Use the darkness. Turn off the lights to your advantage. Light is a powerful signal for the body to wake up, removing all light sources in your bedroom tells your body that it is time to rest. Switch off all lights in your room and use heavy curtains if there are light sources outside of your windows. Use a comfortable sleep mask if the light sources are out of your control.
Avoid stimulants. Caffeine and nicotine are stimulants which excites the brain and interferes with sleep. Do not smoke or drink coffee or tea 4 to 6 hours before your bedtime. Avoid alcoholic drinks even as people claim that it helps them fall asleep, alcohol prevents restful sleep, resulting in poor quality sleep. Watch out for certain carbonated drinks as they may list caffeine in its ingredients.
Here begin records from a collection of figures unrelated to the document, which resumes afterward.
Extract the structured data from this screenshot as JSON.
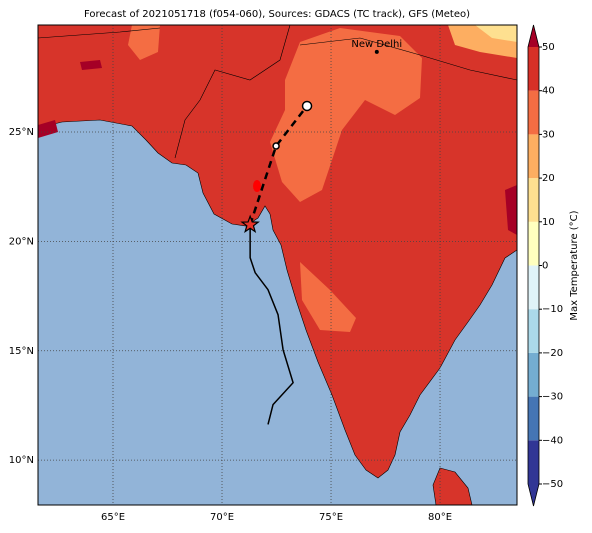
{
  "map": {
    "title": "Forecast of 2021051718 (f054-060), Sources: GDACS (TC track), GFS (Meteo)",
    "xlim": [
      61.56,
      83.53
    ],
    "ylim": [
      7.95,
      29.89
    ],
    "xticks": [
      {
        "value": 65,
        "label": "65°E"
      },
      {
        "value": 70,
        "label": "70°E"
      },
      {
        "value": 75,
        "label": "75°E"
      },
      {
        "value": 80,
        "label": "80°E"
      }
    ],
    "yticks": [
      {
        "value": 10,
        "label": "10°N"
      },
      {
        "value": 15,
        "label": "15°N"
      },
      {
        "value": 20,
        "label": "20°N"
      },
      {
        "value": 25,
        "label": "25°N"
      }
    ],
    "grid": true,
    "city": {
      "name": "New Delhi",
      "lon": 77.1,
      "lat": 28.66
    },
    "track_observed": {
      "lon": [
        72.11,
        72.34,
        73.26,
        72.8,
        72.57,
        72.11,
        71.52,
        71.29,
        71.29,
        71.29
      ],
      "lat": [
        11.63,
        12.54,
        13.54,
        15.05,
        16.65,
        17.79,
        18.57,
        19.25,
        20.62,
        20.76
      ]
    },
    "track_forecast": {
      "lon": [
        71.29,
        72.48,
        73.9
      ],
      "lat": [
        20.76,
        24.36,
        26.19
      ]
    },
    "colorbar": {
      "label": "Max Temperature (°C)",
      "lim": [
        -50,
        50
      ],
      "colors": [
        "#313695",
        "#4575b4",
        "#74add1",
        "#abd9e9",
        "#e0f3f8",
        "#ffffbf",
        "#fee090",
        "#fdae61",
        "#f46d43",
        "#d73027",
        "#a50026"
      ],
      "ticks": [
        {
          "value": -50,
          "label": "−50"
        },
        {
          "value": -40,
          "label": "−40"
        },
        {
          "value": -30,
          "label": "−30"
        },
        {
          "value": -20,
          "label": "−20"
        },
        {
          "value": -10,
          "label": "−10"
        },
        0,
        10,
        20,
        30,
        40,
        50
      ]
    }
  }
}
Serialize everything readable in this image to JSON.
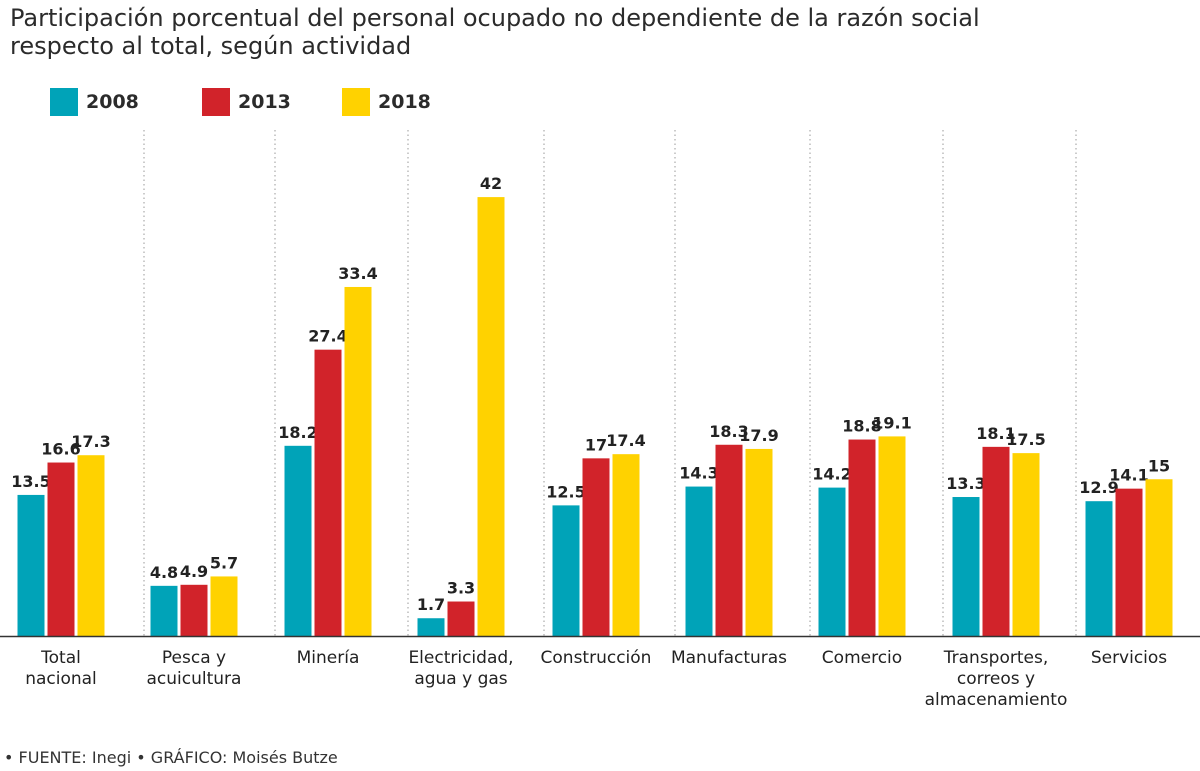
{
  "title_line1": "Participación porcentual del personal ocupado no dependiente de la razón social",
  "title_line2": "respecto al total, según actividad",
  "footer_source": "• FUENTE: Inegi",
  "footer_credit": " • GRÁFICO: Moisés Butze",
  "colors": {
    "s2008": "#00a3b8",
    "s2013": "#d1232a",
    "s2018": "#ffd200",
    "grid": "#9a9a9a",
    "axis": "#333333",
    "text": "#222222"
  },
  "chart_data": {
    "type": "bar",
    "title": "Participación porcentual del personal ocupado no dependiente de la razón social respecto al total, según actividad",
    "categories": [
      [
        "Total",
        "nacional"
      ],
      [
        "Pesca y",
        "acuicultura"
      ],
      [
        "Minería"
      ],
      [
        "Electricidad,",
        "agua y gas"
      ],
      [
        "Construcción"
      ],
      [
        "Manufacturas"
      ],
      [
        "Comercio"
      ],
      [
        "Transportes,",
        "correos y",
        "almacenamiento"
      ],
      [
        "Servicios"
      ]
    ],
    "series": [
      {
        "name": "2008",
        "values": [
          13.5,
          4.8,
          18.2,
          1.7,
          12.5,
          14.3,
          14.2,
          13.3,
          12.9
        ],
        "labels": [
          "13.5",
          "4.8",
          "18.2",
          "1.7",
          "12.5",
          "14.3",
          "14.2",
          "13.3",
          "12.9"
        ]
      },
      {
        "name": "2013",
        "values": [
          16.6,
          4.9,
          27.4,
          3.3,
          17,
          18.3,
          18.8,
          18.1,
          14.1
        ],
        "labels": [
          "16.6",
          "4.9",
          "27.4",
          "3.3",
          "17",
          "18.3",
          "18.8",
          "18.1",
          "14.1"
        ]
      },
      {
        "name": "2018",
        "values": [
          17.3,
          5.7,
          33.4,
          42,
          17.4,
          17.9,
          19.1,
          17.5,
          15
        ],
        "labels": [
          "17.3",
          "5.7",
          "33.4",
          "42",
          "17.4",
          "17.9",
          "19.1",
          "17.5",
          "15"
        ]
      }
    ],
    "ylim": [
      0,
      42
    ],
    "grid": "vertical dotted separators",
    "legend_position": "top-left"
  }
}
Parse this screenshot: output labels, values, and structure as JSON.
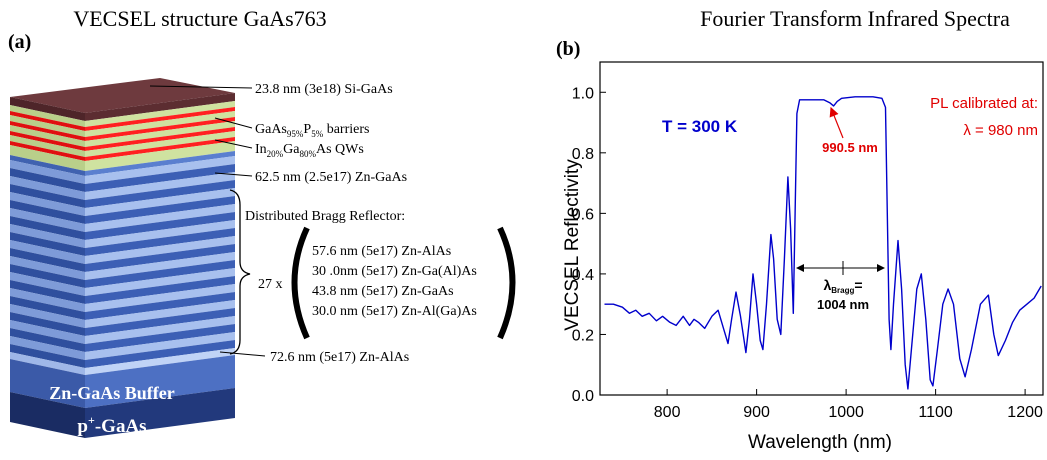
{
  "diagram": {
    "title": "VECSEL structure GaAs763",
    "panel_label": "(a)",
    "layers": {
      "cap": "23.8 nm (3e18) Si-GaAs",
      "barriers": [
        "GaAs",
        "95%",
        "P",
        "5%",
        " barriers"
      ],
      "wells": [
        "In",
        "20%",
        "Ga",
        "80%",
        "As  QWs"
      ],
      "spacer": "62.5 nm (2.5e17) Zn-GaAs",
      "dbr_title": "Distributed Bragg Reflector:",
      "dbr_repeat": "27 x",
      "dbr_period": [
        "57.6 nm (5e17) Zn-AlAs",
        "30 .0nm (5e17) Zn-Ga(Al)As",
        "43.8 nm (5e17) Zn-GaAs",
        "30.0 nm (5e17) Zn-Al(Ga)As"
      ],
      "dbr_last": "72.6 nm (5e17) Zn-AlAs",
      "buffer": "Zn-GaAs Buffer",
      "substrate": [
        "p",
        "+",
        "-GaAs"
      ]
    }
  },
  "chart_data": {
    "type": "line",
    "title": "Fourier Transform Infrared Spectra",
    "panel_label": "(b)",
    "x_label": "Wavelength (nm)",
    "y_label": "VECSEL Reflectivity",
    "annotations": {
      "temperature": "T = 300 K",
      "pl_line1": "PL calibrated at:",
      "pl_line2": "λ = 980 nm",
      "dip": "990.5 nm",
      "bragg_symbol": [
        "λ",
        "Bragg",
        "="
      ],
      "bragg_value": "1004 nm"
    },
    "xlim": [
      725,
      1220
    ],
    "ylim": [
      0,
      1.1
    ],
    "xticks": [
      800,
      900,
      1000,
      1100,
      1200
    ],
    "yticks": [
      {
        "value": 0,
        "label": "0.0"
      },
      0.2,
      0.4,
      0.6,
      0.8,
      {
        "value": 1,
        "label": "1.0"
      }
    ],
    "x": [
      730,
      740,
      750,
      758,
      765,
      772,
      780,
      788,
      795,
      803,
      810,
      818,
      825,
      830,
      835,
      842,
      850,
      857,
      863,
      868,
      872,
      877,
      882,
      888,
      892,
      896,
      900,
      904,
      907,
      911,
      916,
      919,
      923,
      927,
      931,
      935,
      938,
      941,
      943,
      945,
      948,
      960,
      975,
      982,
      986,
      990,
      995,
      1010,
      1030,
      1040,
      1044,
      1046,
      1048,
      1050,
      1053,
      1058,
      1062,
      1066,
      1069,
      1073,
      1079,
      1084,
      1089,
      1094,
      1097,
      1102,
      1108,
      1114,
      1120,
      1127,
      1133,
      1140,
      1150,
      1159,
      1165,
      1170,
      1178,
      1186,
      1194,
      1202,
      1210,
      1218
    ],
    "series": [
      {
        "color": "#0000cc",
        "values": [
          0.3,
          0.3,
          0.29,
          0.27,
          0.28,
          0.26,
          0.27,
          0.245,
          0.26,
          0.24,
          0.23,
          0.26,
          0.23,
          0.25,
          0.24,
          0.22,
          0.26,
          0.28,
          0.22,
          0.17,
          0.25,
          0.34,
          0.26,
          0.14,
          0.25,
          0.4,
          0.3,
          0.18,
          0.15,
          0.3,
          0.53,
          0.45,
          0.25,
          0.2,
          0.45,
          0.72,
          0.55,
          0.27,
          0.6,
          0.93,
          0.975,
          0.975,
          0.975,
          0.965,
          0.955,
          0.97,
          0.98,
          0.985,
          0.985,
          0.98,
          0.95,
          0.6,
          0.25,
          0.15,
          0.3,
          0.51,
          0.35,
          0.1,
          0.02,
          0.15,
          0.35,
          0.4,
          0.25,
          0.05,
          0.03,
          0.15,
          0.3,
          0.35,
          0.3,
          0.12,
          0.06,
          0.15,
          0.3,
          0.33,
          0.2,
          0.13,
          0.18,
          0.24,
          0.28,
          0.3,
          0.32,
          0.36
        ]
      }
    ],
    "grid": false
  }
}
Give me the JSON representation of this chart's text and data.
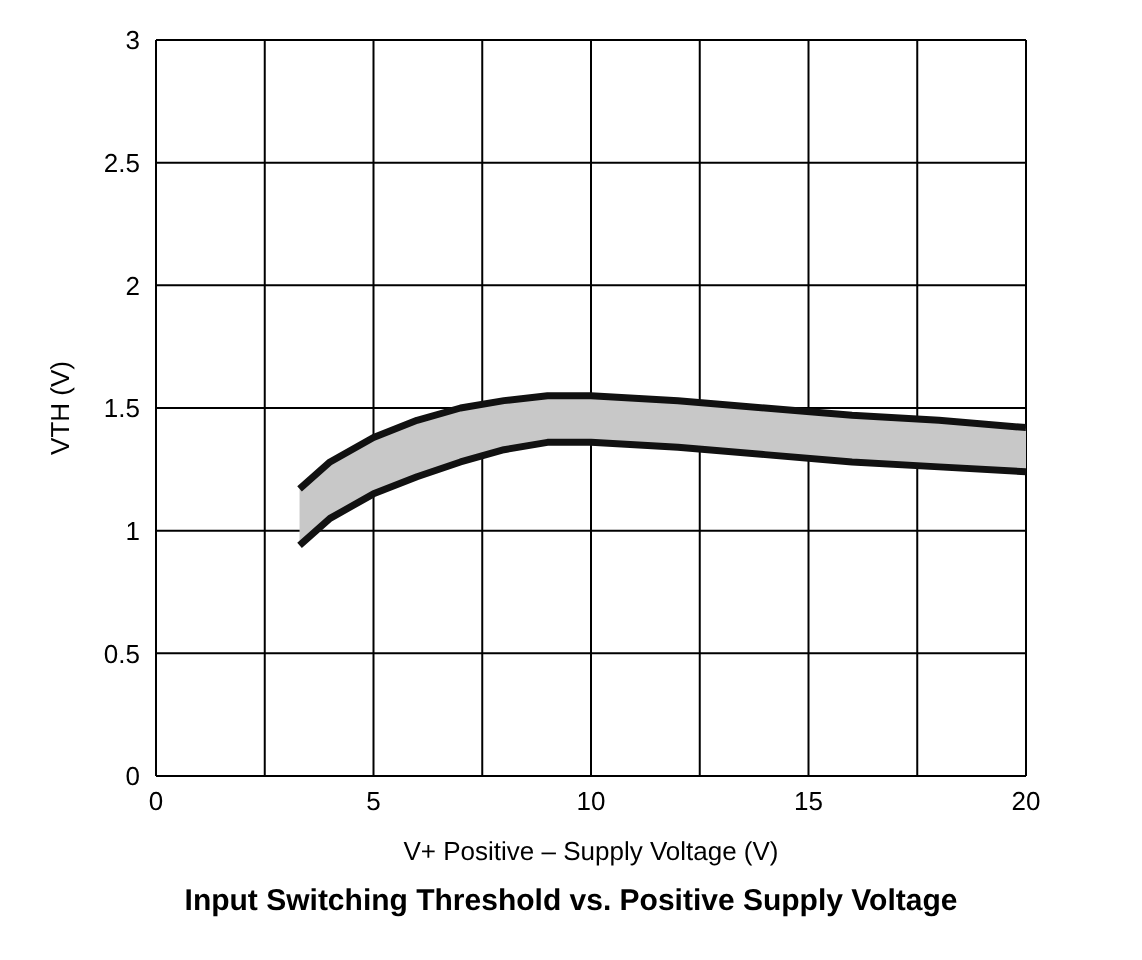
{
  "chart_data": {
    "type": "line",
    "title": "Input Switching Threshold vs. Positive Supply Voltage",
    "xlabel": "V+ Positive – Supply Voltage (V)",
    "ylabel": "VTH (V)",
    "x": [
      3.3,
      4,
      5,
      6,
      7,
      8,
      9,
      10,
      12,
      14,
      16,
      18,
      20
    ],
    "series": [
      {
        "type": "line",
        "color": "#111111",
        "values": [
          1.17,
          1.28,
          1.38,
          1.45,
          1.5,
          1.53,
          1.55,
          1.55,
          1.53,
          1.5,
          1.47,
          1.45,
          1.42
        ],
        "lower": [
          0.94,
          1.05,
          1.15,
          1.22,
          1.28,
          1.33,
          1.36,
          1.36,
          1.34,
          1.31,
          1.28,
          1.26,
          1.24
        ],
        "upper": [
          1.17,
          1.28,
          1.38,
          1.45,
          1.5,
          1.53,
          1.55,
          1.55,
          1.53,
          1.5,
          1.47,
          1.45,
          1.42
        ]
      },
      {
        "color": "#111111",
        "values": [
          0.94,
          1.05,
          1.15,
          1.22,
          1.28,
          1.33,
          1.36,
          1.36,
          1.34,
          1.31,
          1.28,
          1.26,
          1.24
        ]
      }
    ],
    "xlim": [
      0,
      20
    ],
    "xticks": [
      0,
      {
        "value": 2.5,
        "label": null
      },
      5,
      {
        "value": 7.5,
        "label": null
      },
      10,
      {
        "value": 12.5,
        "label": null
      },
      15,
      {
        "value": 17.5,
        "label": null
      },
      20
    ],
    "ylim": [
      0,
      3
    ],
    "yticks": [
      0,
      0.5,
      1,
      1.5,
      2,
      2.5,
      3
    ],
    "grid": true,
    "marker": "none",
    "line_style": "solid"
  }
}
Naps. If needed, keep your daytime naps between 20 to 40 minutes maximum. This is called catnapping, which quickly rests the body without entering deeper stages of sleep, avoiding disruption of the sleep cycles. Take a quick day time rest to refresh yourself without affecting your sleep at night.
Get offline. Disconnect yourself from social media feeds, messengers(non-essential), video shorts, reels, live streams, news reports, streaming services and all kinds of distractions that will keep you hooked to your smartphones, tablets and/or computers. This takes away any form of stimulations and practices that will encroach upon your bedtime. Many modern smartphones have a sleep/night mode built-in to reduce interruptions during your specified bedtime. Allow your essential messaging services to remain active, in case of emergencies; otherwise, silence your phones.
Food. It can be difficult to go to bed hungry, eating a light snack or a glass of milk can help with falling asleep. However, eating heavily before bed can interrupt sleep! Just remember to brush and floss your teeth!
Exercise. Regular exercise is beneficial for a wide variety of reasons. However, avoid strenuous exercises or physical activity 4 hours before bedtime as this can cause difficulties in relaxation.
Bedtime rituals. Some people take a shower right before bed, others practise meditation and prayers. Routine activities and practices before bed help signal the body to sleep. Give your loved ones a good hug, bid goodnight and head off to bed.
It is encouraging to know that our body responds well to good habits. With good sleep hygiene and melatonin supplements as a sleep-aid, you are well beyond taking your first steps in sleeping well.